Secondly, there’s the emphasis on roleplaying. Owing to the design of the adventure, in which players will feel more hemmed in the closer they get to the end of the story, the designers talk about balancing that out with humor. And given that this was written in collaboration with Adventure Time luminary Pendleton Ward, I’m excited to see this come out more.

Pictured: Humor

One of the things Perkins mentions is the plethora of npcs available to interact with. They want you to meet the people on this world–and they’re a good sense of humor, especially given that they can lean into quirky npcs, like am awakened lizard, or someone who’s lived on a mountain their entire life to generate organic sources for humor.


You don’t really see that in games. Not to say that it’s never used, but, a lot of times, humor in games is referential. Look at how many quests in video games are references to other pop culture phenomena. But here, there’s an opportunity to get the humor of a skewed perspective–one that comes diegetically, so to speak. And I think that if done well, humor can take a game to interesting new heights. At the very least, it opens up more dimensions in npc design.

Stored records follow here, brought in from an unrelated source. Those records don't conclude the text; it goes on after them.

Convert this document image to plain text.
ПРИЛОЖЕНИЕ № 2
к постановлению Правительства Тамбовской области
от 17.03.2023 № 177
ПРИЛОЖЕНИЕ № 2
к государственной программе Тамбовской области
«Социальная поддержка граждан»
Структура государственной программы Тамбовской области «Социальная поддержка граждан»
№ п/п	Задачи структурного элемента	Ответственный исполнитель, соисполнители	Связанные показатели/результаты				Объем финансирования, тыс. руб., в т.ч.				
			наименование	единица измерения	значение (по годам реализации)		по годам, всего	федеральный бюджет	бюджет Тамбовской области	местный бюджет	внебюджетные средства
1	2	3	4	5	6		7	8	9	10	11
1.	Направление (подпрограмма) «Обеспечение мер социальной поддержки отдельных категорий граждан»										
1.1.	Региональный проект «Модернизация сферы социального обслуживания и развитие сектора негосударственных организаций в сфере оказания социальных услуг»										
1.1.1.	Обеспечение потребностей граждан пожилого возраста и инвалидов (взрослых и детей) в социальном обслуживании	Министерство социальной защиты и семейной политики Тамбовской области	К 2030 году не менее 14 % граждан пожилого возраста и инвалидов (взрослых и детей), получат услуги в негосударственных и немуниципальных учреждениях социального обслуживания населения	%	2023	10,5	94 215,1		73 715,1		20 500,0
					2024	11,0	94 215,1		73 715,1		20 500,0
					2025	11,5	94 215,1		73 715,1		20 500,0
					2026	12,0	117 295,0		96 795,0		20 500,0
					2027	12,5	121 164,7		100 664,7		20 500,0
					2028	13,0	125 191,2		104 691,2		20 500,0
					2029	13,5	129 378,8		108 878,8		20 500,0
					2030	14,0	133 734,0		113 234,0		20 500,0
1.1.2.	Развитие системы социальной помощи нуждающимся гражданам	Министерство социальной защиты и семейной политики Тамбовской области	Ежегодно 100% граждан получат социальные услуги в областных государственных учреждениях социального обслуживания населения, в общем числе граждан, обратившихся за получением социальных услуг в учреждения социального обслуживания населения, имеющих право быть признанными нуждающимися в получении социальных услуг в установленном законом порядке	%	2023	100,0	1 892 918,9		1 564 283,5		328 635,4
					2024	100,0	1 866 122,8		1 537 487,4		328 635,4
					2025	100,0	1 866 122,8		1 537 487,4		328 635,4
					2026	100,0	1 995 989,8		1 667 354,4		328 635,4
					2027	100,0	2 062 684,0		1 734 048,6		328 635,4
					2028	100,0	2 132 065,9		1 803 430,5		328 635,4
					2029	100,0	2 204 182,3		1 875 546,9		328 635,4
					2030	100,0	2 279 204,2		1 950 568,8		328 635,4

And that’s only the adventure. There’ll be a lot of docent ways to explore the world of the Tomb of Annihilation, including two separate games released by Wizkids. Take a look

via Wizkids:

WizKids is pleased to announce the upcoming releases of all-new Dungeons & Dragons games and accessories based on D&D’s newest storyline, Tomb of Annihilation. Product offerings include the Tomb of Annihilation Adventure System Board Game, D&D Icons of the Realms: Tomb of Annihilation miniatures, and Dungeons & Dragons Dice Masters: Tomb of Annihilation.

Be sure and stay tuned for more Tomb of Annihilation news as it develops. I’m still not sure how well an adventure like this would translate to a dice game, or a board game–though I feel like with the success of games like Eldritch Horror, the possibilities of a narrative board game have only grown in recent years.

At any rate, the adventure will be out soon enough, and the jungles of Chult will reveal their mysteries then.

~How will you fare in the Tomb of Annihilation?